Provided by Ali Slagle
Categories dinner, weekday, beans, grains and rice, main course, side dish
Time 35m
Yield 4 servings
Number Of Ingredients 7
Steps:
- Bring a medium saucepan of water to a boil. Using a vegetable peeler, peel 1-inch-wide strips of zest from the lemon. In a large Dutch oven or skillet, heat the olive oil, onions, lemon peel and red-pepper flakes over medium. Season with salt and pepper, and cover. When you hear sizzling, uncover, reduce heat, and gently simmer, stirring occasionally, until the onions are very soft and golden at the edges, 20 to 25 minutes. If at any point the onions risk burning, reduce heat and add 1 or 2 teaspoons of water. Remove from heat.
- Once the water's boiling, add the lentils and farro and simmer, uncovered, until al dente, 15 to 20 minutes. Drain in a colander, rinse under cold water until cool, shake very dry, and season with salt.
- Pluck out the lemon peel from the onions and coarsely chop. Add the chopped peel, farro and lentils to the onions. Stir to combine, then add lemon juice, to taste, about 2 to 4 tablespoons. Season to taste with salt and pepper.
Tips:
- Use a variety of lentils to add different flavors and textures to the dish. For example, you could use green lentils, red lentils, or black lentils.
- Add other vegetables to the dish, such as zucchini, carrots, or bell peppers. This will make the dish more colorful and nutritious.
- Use fresh herbs, such as basil, oregano, or thyme, to add flavor to the dish. You could also use a store-bought Italian seasoning blend.

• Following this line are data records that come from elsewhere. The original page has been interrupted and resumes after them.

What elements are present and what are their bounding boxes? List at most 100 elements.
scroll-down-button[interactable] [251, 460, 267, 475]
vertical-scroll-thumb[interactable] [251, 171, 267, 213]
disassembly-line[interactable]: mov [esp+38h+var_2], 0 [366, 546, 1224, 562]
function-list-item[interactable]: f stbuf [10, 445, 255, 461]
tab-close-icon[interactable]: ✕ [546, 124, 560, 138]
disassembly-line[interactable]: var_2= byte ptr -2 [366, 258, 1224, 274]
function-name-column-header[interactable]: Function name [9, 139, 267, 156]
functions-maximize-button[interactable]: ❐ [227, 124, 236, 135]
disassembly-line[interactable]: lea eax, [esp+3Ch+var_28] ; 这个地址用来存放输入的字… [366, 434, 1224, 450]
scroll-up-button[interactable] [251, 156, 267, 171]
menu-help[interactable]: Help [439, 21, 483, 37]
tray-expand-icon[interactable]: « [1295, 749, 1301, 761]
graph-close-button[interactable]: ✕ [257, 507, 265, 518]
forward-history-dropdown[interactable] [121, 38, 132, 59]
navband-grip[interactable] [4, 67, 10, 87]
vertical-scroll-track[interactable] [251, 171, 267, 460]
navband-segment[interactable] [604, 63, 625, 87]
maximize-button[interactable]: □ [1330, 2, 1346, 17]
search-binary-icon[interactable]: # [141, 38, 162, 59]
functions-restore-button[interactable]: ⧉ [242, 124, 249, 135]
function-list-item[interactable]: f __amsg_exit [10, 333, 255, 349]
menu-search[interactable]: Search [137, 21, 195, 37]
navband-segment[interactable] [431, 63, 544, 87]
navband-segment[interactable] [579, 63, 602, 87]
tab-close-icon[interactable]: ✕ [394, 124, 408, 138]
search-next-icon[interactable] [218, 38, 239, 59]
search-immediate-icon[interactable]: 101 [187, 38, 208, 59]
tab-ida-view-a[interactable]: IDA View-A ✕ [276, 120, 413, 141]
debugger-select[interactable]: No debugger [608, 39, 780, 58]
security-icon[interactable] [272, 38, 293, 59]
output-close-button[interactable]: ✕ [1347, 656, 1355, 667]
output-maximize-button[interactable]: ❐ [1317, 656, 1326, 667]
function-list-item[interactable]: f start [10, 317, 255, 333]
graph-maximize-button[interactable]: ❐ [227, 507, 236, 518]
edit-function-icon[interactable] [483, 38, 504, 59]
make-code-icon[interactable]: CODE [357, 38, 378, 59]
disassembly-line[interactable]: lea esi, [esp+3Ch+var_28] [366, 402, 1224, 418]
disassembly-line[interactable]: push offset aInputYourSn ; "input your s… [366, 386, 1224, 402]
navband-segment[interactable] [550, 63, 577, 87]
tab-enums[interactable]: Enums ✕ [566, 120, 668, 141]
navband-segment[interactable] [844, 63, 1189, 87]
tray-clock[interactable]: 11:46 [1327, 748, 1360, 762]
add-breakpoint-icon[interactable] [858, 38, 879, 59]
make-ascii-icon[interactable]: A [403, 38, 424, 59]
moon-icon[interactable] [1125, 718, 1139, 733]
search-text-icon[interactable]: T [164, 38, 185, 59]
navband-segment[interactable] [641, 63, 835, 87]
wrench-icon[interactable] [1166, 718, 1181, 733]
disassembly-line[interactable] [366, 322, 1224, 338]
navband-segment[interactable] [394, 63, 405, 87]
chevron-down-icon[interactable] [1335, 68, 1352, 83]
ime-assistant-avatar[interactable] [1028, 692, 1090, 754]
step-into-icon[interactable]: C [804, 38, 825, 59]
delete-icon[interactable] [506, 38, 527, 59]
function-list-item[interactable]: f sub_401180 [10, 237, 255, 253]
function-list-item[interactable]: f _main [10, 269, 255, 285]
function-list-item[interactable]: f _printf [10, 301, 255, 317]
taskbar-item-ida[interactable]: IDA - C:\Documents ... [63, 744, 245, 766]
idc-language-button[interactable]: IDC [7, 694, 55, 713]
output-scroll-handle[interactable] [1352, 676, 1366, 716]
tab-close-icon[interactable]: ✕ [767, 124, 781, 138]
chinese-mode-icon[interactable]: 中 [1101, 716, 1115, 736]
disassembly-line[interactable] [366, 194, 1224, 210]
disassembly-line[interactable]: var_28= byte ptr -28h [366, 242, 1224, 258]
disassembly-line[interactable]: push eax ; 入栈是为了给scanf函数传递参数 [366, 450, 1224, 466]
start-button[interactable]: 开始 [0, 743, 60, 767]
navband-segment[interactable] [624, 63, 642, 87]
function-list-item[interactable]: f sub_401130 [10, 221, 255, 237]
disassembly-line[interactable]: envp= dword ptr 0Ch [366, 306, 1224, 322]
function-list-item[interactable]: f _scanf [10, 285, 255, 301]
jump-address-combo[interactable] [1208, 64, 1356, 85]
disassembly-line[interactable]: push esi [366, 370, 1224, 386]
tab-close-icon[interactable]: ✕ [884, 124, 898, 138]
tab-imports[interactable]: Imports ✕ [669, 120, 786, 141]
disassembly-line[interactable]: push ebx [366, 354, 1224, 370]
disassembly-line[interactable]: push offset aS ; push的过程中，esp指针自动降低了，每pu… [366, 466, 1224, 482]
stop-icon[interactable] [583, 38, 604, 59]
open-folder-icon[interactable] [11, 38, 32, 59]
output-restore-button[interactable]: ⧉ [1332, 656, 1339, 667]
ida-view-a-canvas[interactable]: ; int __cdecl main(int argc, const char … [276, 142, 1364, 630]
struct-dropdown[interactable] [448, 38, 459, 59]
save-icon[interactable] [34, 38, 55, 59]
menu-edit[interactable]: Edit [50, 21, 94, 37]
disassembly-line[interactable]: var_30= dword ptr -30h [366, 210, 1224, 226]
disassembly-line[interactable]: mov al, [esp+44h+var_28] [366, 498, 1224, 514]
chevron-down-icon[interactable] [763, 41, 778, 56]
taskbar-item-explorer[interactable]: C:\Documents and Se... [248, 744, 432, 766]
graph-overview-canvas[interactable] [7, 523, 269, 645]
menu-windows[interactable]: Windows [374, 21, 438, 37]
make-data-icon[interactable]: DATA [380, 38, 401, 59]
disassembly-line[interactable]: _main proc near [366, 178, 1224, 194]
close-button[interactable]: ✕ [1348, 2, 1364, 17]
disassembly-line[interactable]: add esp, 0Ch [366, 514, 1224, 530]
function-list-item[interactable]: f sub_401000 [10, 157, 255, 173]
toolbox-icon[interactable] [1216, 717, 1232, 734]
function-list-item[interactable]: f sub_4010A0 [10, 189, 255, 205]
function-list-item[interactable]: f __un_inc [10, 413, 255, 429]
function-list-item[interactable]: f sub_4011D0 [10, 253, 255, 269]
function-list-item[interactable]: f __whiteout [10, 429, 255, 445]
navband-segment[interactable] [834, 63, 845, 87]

- Be careful not to overcook the farro. It should be cooked until it is tender but still has a little bit of a bite to it.
- Serve the dish with a dollop of yogurt or sour cream.
Conclusion:
Baked farro with lentils, tomato, and feta is a delicious and healthy meal that is perfect for a weeknight dinner. It is easy to make and can be tailored to your own preferences. With its combination of hearty farro, protein-packed lentils, and flavorful tomatoes and feta, this dish is sure to be a hit with your family and friends.